Un tavolo per ripartire dagli ultimi. È questa una delle proposte emerse ieri nella lunga intervista che il direttore Simone Casalini ha realizzato per il T quotidiano al vescovo di Trento Lauro Tisi. Un confronto aperto, che ha toccato temi sociali e civili, nel quale l’arcivescovo ha indicato con chiarezza una direzione: creare uno spazio stabile di dialogo tra Caritas, mondo del volontariato e amministrazioni locali.
«Perché questi sono i soggetti che si stanno caricando sulle spalle le persone affaticate, gli ultimi. Dobbiamo rovesciare il paradigma e costruire una società che riparta dalle fragilità, dalle disuguaglianze. Uno spazio in cui non conta il religioso o il laico, ma le esigenze delle persone. E sarebbe un luogo di confronto dove innestare anche la questione democratica e partecipativa», ha spiegato Tisi. Un commento che ha smosso una riflessione nel mondo volontaristico trentino. A partire da Giorgio Casagranda (Trentino Solidale): «Mi sembra una proposta intelligente, che risponde anche al bisogno di rafforzarsi facendo rete. La sperimentiamo un po’ dappertutto, ma in particolare nel mondo del volontariato — spiega— se si uniscono le forze si riescono a soddisfare più bisogni e probabilmente anche a individuarli meglio. Ormai ognuno si occupa di settori specifici, invece dobbiamo guardare insieme. Certo, è una cosa difficile, ma come sempre bisogna iniziare: poi il resto viene di conseguenza e ciò che sembra complicato, col tempo, diventa meno difficile da affrontare».
Articolata e problematica la riflessione di Massimo Komatz, coordinatore generale di Villa Sant’Ignazio, cooperativa di solidarietà sociale, che invita a non ridurre il tema a una semplice sommatoria di soggetti. «Il richiamo forte del vescovo è quello di non pensare all’interno del proprio mondo, ma di aprirlo — dice— Le istituzioni non sempre riescono a leggere alcune dinamiche sociali; allo stesso modo, volontariato e lavoro sociale rischiano una visione parziale. Per questo dobbiamo uscire dai nostri confini e condividere una visione dell’uomo e della società. Se non riconosciamo davvero che tutti hanno gli stessi diritti fondamentali, il rischio è dichiararlo a parole e non praticarlo nei fatti». Komatz mette in guardia anche dalla politicizzazione dei servizi sociali. «Una società con meno disuguaglianze non è solo più giusta, ma cresce di più. Alcuni valori non sono di destra o di sinistra. Le istituzioni hanno una componente tecnica importante, ma negli ultimi anni quella politica entra spesso in modo eccessivo, condizionando servizi che non dovrebbero esserlo — continua— Non penso solo ai migranti: su molti temi della marginalità il dibattito è mediatico ed elettoralistico, dominato dal qui e ora, invece che politico e sociale». Per Komatz, il tavolo evocato dal vescovo non è dunque una soluzione pronta, ma un invito a riaprire uno spazio di responsabilità condivisa, in cui società civile e istituzioni tornino a interrogarsi sul modello di comunità che vogliono costruire, partendo dalle persone e dai bisogni più fragili.

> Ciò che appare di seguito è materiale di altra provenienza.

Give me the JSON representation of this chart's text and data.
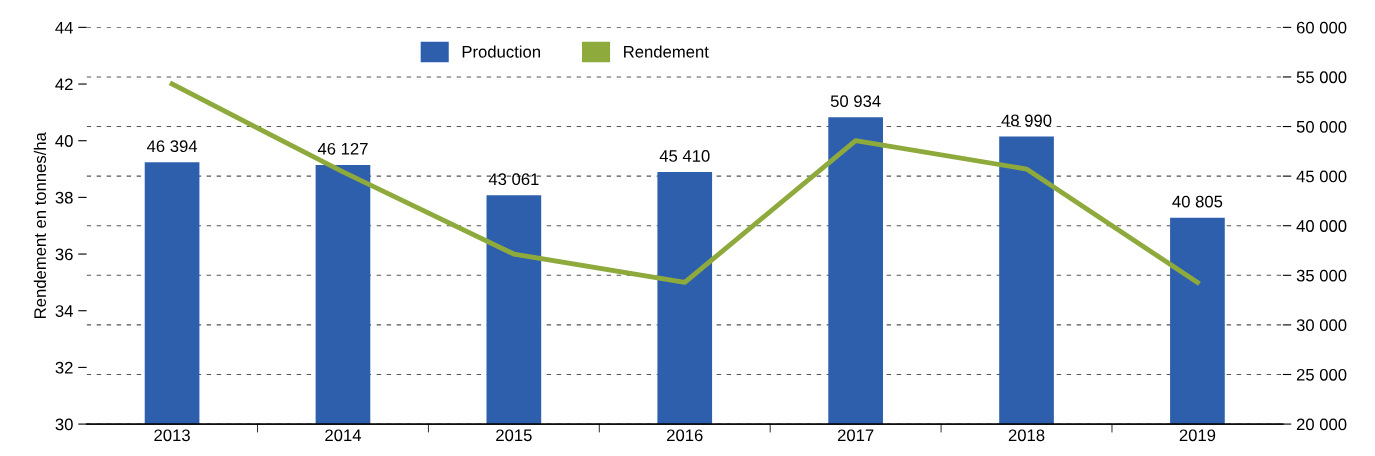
{
  "chart_data": {
    "type": "bar",
    "ylabel": "Rendement en tonnes/ha",
    "categories": [
      "2013",
      "2014",
      "2015",
      "2016",
      "2017",
      "2018",
      "2019"
    ],
    "series": [
      {
        "name": "Production",
        "axis": "y2",
        "color": "#2e5fac",
        "values": [
          46394,
          46127,
          43061,
          45410,
          50934,
          48990,
          40805
        ],
        "value_labels": [
          "46 394",
          "46 127",
          "43 061",
          "45 410",
          "50 934",
          "48 990",
          "40 805"
        ]
      },
      {
        "name": "Rendement",
        "type": "line",
        "axis": "y",
        "color": "#8faa3c",
        "values": [
          42.0,
          38.9,
          36.0,
          35.0,
          40.0,
          39.0,
          35.0
        ]
      }
    ],
    "ylim": [
      30,
      44
    ],
    "yticks": [
      30,
      32,
      34,
      36,
      38,
      40,
      42,
      44
    ],
    "y2lim": [
      20000,
      60000
    ],
    "y2ticks": [
      {
        "value": 20000,
        "label": "20 000"
      },
      {
        "value": 25000,
        "label": "25 000"
      },
      {
        "value": 30000,
        "label": "30 000"
      },
      {
        "value": 35000,
        "label": "35 000"
      },
      {
        "value": 40000,
        "label": "40 000"
      },
      {
        "value": 45000,
        "label": "45 000"
      },
      {
        "value": 50000,
        "label": "50 000"
      },
      {
        "value": 55000,
        "label": "55 000"
      },
      {
        "value": 60000,
        "label": "60 000"
      }
    ],
    "grid": "y",
    "legend": "top",
    "line_style": "solid",
    "marker": "none"
  }
}
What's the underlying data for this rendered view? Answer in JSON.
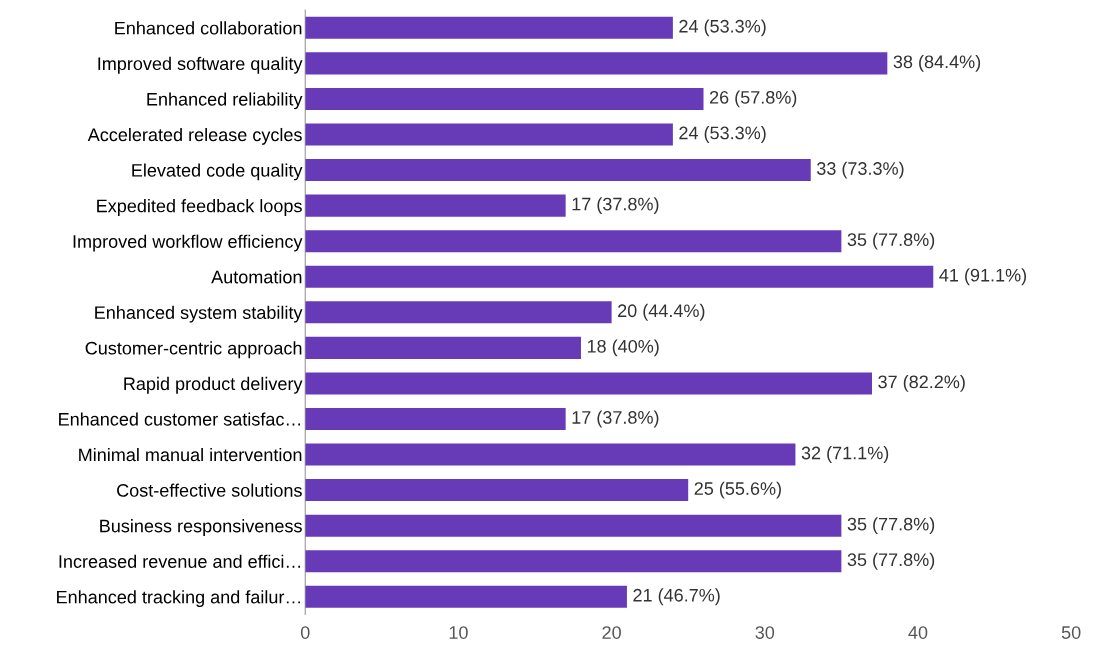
{
  "chart_data": {
    "type": "bar",
    "orientation": "horizontal",
    "categories": [
      "Enhanced collaboration",
      "Improved software quality",
      "Enhanced reliability",
      "Accelerated release cycles",
      "Elevated code quality",
      "Expedited feedback loops",
      "Improved workflow efficiency",
      "Automation",
      "Enhanced system stability",
      "Customer-centric approach",
      "Rapid product delivery",
      "Enhanced customer satisfac…",
      "Minimal manual intervention",
      "Cost-effective solutions",
      "Business responsiveness",
      "Increased revenue and effici…",
      "Enhanced tracking and failur…"
    ],
    "values": [
      24,
      38,
      26,
      24,
      33,
      17,
      35,
      41,
      20,
      18,
      37,
      17,
      32,
      25,
      35,
      35,
      21
    ],
    "value_labels": [
      "24 (53.3%)",
      "38 (84.4%)",
      "26 (57.8%)",
      "24 (53.3%)",
      "33 (73.3%)",
      "17 (37.8%)",
      "35 (77.8%)",
      "41 (91.1%)",
      "20 (44.4%)",
      "18 (40%)",
      "37 (82.2%)",
      "17 (37.8%)",
      "32 (71.1%)",
      "25 (55.6%)",
      "35 (77.8%)",
      "35 (77.8%)",
      "21 (46.7%)"
    ],
    "color": "#673ab7",
    "xlim": [
      0,
      50
    ],
    "xticks": [
      0,
      10,
      20,
      30,
      40,
      50
    ],
    "grid": false
  }
}
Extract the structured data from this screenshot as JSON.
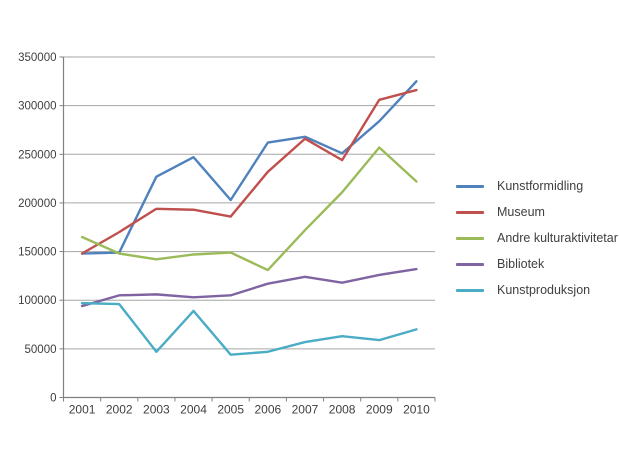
{
  "chart_data": {
    "type": "line",
    "title": "",
    "xlabel": "",
    "ylabel": "",
    "ylim": [
      0,
      350000
    ],
    "ytick_step": 50000,
    "ytick_labels": [
      "0",
      "50000",
      "100000",
      "150000",
      "200000",
      "250000",
      "300000",
      "350000"
    ],
    "categories": [
      "2001",
      "2002",
      "2003",
      "2004",
      "2005",
      "2006",
      "2007",
      "2008",
      "2009",
      "2010"
    ],
    "grid": "horizontal",
    "legend_position": "right",
    "series": [
      {
        "name": "Kunstformidling",
        "color": "#4F81BD",
        "values": [
          148000,
          149000,
          227000,
          247000,
          203000,
          262000,
          268000,
          251000,
          284000,
          325000
        ]
      },
      {
        "name": "Museum",
        "color": "#C0504D",
        "values": [
          148000,
          170000,
          194000,
          193000,
          186000,
          232000,
          266000,
          244000,
          306000,
          316000
        ]
      },
      {
        "name": "Andre kulturaktivitetar",
        "color": "#9BBB59",
        "values": [
          165000,
          148000,
          142000,
          147000,
          149000,
          131000,
          172000,
          211000,
          257000,
          222000
        ]
      },
      {
        "name": "Bibliotek",
        "color": "#8064A2",
        "values": [
          94000,
          105000,
          106000,
          103000,
          105000,
          117000,
          124000,
          118000,
          126000,
          132000
        ]
      },
      {
        "name": "Kunstproduksjon",
        "color": "#4BACC6",
        "values": [
          97000,
          96000,
          47000,
          89000,
          44000,
          47000,
          57000,
          63000,
          59000,
          70000
        ]
      }
    ],
    "colors": {
      "background": "#FFFFFF",
      "gridline": "#A6A6A6",
      "axis": "#808080",
      "tick_text": "#3F3F3F"
    }
  }
}
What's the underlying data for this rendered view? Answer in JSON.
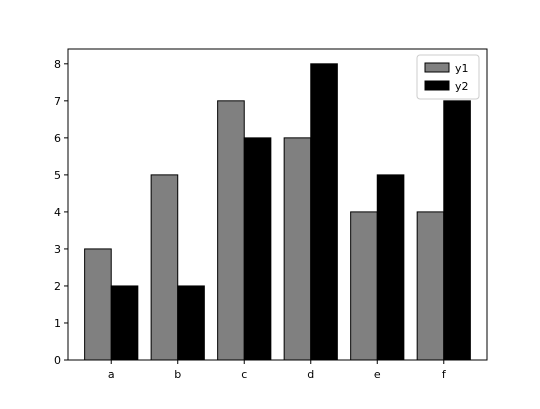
{
  "chart_data": {
    "type": "bar",
    "categories": [
      "a",
      "b",
      "c",
      "d",
      "e",
      "f"
    ],
    "series": [
      {
        "name": "y1",
        "values": [
          3,
          5,
          7,
          6,
          4,
          4
        ],
        "color": "#808080"
      },
      {
        "name": "y2",
        "values": [
          2,
          2,
          6,
          8,
          5,
          7
        ],
        "color": "#000000"
      }
    ],
    "title": "",
    "xlabel": "",
    "ylabel": "",
    "ylim": [
      0,
      8.4
    ],
    "yticks": [
      0,
      1,
      2,
      3,
      4,
      5,
      6,
      7,
      8
    ],
    "grid": false,
    "legend_position": "top-right"
  }
}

A dare una lettura ulteriore della proposta è Stefano Robol, co-fondatore del «Bic del sociale» di Rovereto, esperienza che mette in rete volontariato, privato sociale, imprese e istituzioni per rispondere in modo innovativo ai bisogni emergenti delle comunità. Un modello che, secondo Robol, intercetta il senso più profondo dell’appello di Tisi. «Rispetto a chi ha bisogno, non c’entra essere laici o religiosi— dichiara— C’entra quello che noi, nel Bic, chiamiamo il capitale relazionale della nostra comunità, delle persone che vivono qui. Perché è nelle relazioni che riusciamo a sviluppare risposte, anche nelle relazioni di aiuto tra chi è più fortunato e chi lo è meno. Non è solo un problema di soldi: entrano in gioco anche il fisico, la salute, tante situazioni diverse».

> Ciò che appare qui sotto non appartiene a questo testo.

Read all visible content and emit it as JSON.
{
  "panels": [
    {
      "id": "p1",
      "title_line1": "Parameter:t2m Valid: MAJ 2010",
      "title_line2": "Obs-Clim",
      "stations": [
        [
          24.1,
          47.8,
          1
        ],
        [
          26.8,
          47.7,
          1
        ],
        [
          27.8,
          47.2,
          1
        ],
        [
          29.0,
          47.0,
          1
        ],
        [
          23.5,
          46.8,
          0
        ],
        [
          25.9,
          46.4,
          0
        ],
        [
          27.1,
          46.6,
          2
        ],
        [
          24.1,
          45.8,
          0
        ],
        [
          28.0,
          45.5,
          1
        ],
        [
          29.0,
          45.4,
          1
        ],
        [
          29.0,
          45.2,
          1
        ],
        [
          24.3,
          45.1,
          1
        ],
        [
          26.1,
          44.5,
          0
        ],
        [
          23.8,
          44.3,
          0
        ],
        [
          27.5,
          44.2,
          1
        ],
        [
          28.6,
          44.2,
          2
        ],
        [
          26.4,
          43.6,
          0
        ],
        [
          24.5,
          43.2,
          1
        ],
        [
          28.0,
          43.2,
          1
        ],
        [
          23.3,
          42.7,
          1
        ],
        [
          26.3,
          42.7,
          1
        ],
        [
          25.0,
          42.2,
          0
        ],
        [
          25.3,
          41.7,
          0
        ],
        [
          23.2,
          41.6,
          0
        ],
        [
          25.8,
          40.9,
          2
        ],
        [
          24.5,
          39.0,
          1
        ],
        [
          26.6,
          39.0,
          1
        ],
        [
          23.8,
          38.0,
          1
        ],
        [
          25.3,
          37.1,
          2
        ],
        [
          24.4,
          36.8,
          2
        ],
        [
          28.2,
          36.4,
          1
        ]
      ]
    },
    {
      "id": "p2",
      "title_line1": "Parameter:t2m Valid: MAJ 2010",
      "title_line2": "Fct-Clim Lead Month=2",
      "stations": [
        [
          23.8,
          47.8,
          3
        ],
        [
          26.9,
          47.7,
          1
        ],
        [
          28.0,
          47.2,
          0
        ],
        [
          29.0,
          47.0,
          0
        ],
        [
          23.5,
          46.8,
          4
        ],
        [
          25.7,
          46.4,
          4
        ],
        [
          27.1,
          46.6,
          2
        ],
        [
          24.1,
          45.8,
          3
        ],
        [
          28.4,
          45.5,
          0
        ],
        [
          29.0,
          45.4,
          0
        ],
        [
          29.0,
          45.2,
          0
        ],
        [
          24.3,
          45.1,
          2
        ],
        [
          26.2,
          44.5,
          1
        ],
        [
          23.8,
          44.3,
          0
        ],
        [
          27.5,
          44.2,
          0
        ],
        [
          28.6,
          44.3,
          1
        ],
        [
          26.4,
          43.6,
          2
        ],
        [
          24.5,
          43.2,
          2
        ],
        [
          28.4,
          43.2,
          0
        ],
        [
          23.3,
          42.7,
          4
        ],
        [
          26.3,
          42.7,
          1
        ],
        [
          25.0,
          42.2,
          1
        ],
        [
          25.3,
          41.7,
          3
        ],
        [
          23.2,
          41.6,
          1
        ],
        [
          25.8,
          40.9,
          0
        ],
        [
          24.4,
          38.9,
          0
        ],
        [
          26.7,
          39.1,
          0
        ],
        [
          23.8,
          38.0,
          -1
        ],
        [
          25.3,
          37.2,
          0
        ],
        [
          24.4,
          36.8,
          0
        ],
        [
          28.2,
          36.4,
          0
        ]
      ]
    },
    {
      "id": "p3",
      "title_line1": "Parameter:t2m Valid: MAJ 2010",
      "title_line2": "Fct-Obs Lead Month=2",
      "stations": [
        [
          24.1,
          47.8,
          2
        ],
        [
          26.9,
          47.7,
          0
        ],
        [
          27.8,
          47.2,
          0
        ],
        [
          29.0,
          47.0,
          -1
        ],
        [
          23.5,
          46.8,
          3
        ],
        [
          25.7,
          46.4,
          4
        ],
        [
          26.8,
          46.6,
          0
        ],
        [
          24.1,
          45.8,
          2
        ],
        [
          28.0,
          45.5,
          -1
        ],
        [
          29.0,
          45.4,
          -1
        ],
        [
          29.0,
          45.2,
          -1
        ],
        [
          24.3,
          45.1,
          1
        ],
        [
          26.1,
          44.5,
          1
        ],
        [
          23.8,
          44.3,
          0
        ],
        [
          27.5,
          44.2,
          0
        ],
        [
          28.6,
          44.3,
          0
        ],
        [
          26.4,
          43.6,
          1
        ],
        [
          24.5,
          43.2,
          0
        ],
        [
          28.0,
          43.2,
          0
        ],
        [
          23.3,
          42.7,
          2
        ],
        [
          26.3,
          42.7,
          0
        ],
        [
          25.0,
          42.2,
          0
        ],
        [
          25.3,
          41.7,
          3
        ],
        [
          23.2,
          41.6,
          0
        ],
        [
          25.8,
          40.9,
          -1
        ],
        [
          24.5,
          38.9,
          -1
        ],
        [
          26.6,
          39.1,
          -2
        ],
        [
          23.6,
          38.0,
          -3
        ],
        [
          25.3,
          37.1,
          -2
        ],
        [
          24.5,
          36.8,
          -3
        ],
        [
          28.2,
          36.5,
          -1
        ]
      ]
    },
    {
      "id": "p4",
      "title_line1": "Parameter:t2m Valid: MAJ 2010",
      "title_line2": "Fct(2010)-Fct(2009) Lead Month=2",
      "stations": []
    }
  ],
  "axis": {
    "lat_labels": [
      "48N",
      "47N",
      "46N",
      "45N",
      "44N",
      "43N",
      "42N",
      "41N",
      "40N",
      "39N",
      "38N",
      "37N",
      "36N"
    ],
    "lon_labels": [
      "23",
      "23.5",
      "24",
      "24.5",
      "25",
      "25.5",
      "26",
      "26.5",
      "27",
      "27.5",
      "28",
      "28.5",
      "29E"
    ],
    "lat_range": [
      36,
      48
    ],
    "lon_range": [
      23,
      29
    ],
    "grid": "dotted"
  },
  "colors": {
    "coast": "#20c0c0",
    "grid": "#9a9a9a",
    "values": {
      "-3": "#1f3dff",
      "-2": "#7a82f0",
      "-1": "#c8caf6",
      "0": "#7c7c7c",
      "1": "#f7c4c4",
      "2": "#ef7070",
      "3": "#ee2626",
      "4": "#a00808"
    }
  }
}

La collaborazione diventa ancora più necessaria di fronte ai cambiamenti rapidi che attraversano la società. «Le diverse realtà fanno sempre più fatica a adeguarsi a trasformazioni molto veloci, che oggi sono accelerate anche dai cambiamenti globali e dall’intelligenza artificiale. Questo mette sotto pressione le strutture tradizionali e rende indispensabile una collaborazione forte tra pubblico, privato e sociale». Infine, Robol riconosce al vescovo Tisi una capacità di sguardo che va oltre il ruolo istituzionale. «È una figura particolare perché riesce ad andare oltre la dimensione religiosa. Guarda prima di tutto alle persone e alle loro esigenze. Questo gli fa onore, perché mette al centro la realtà concreta».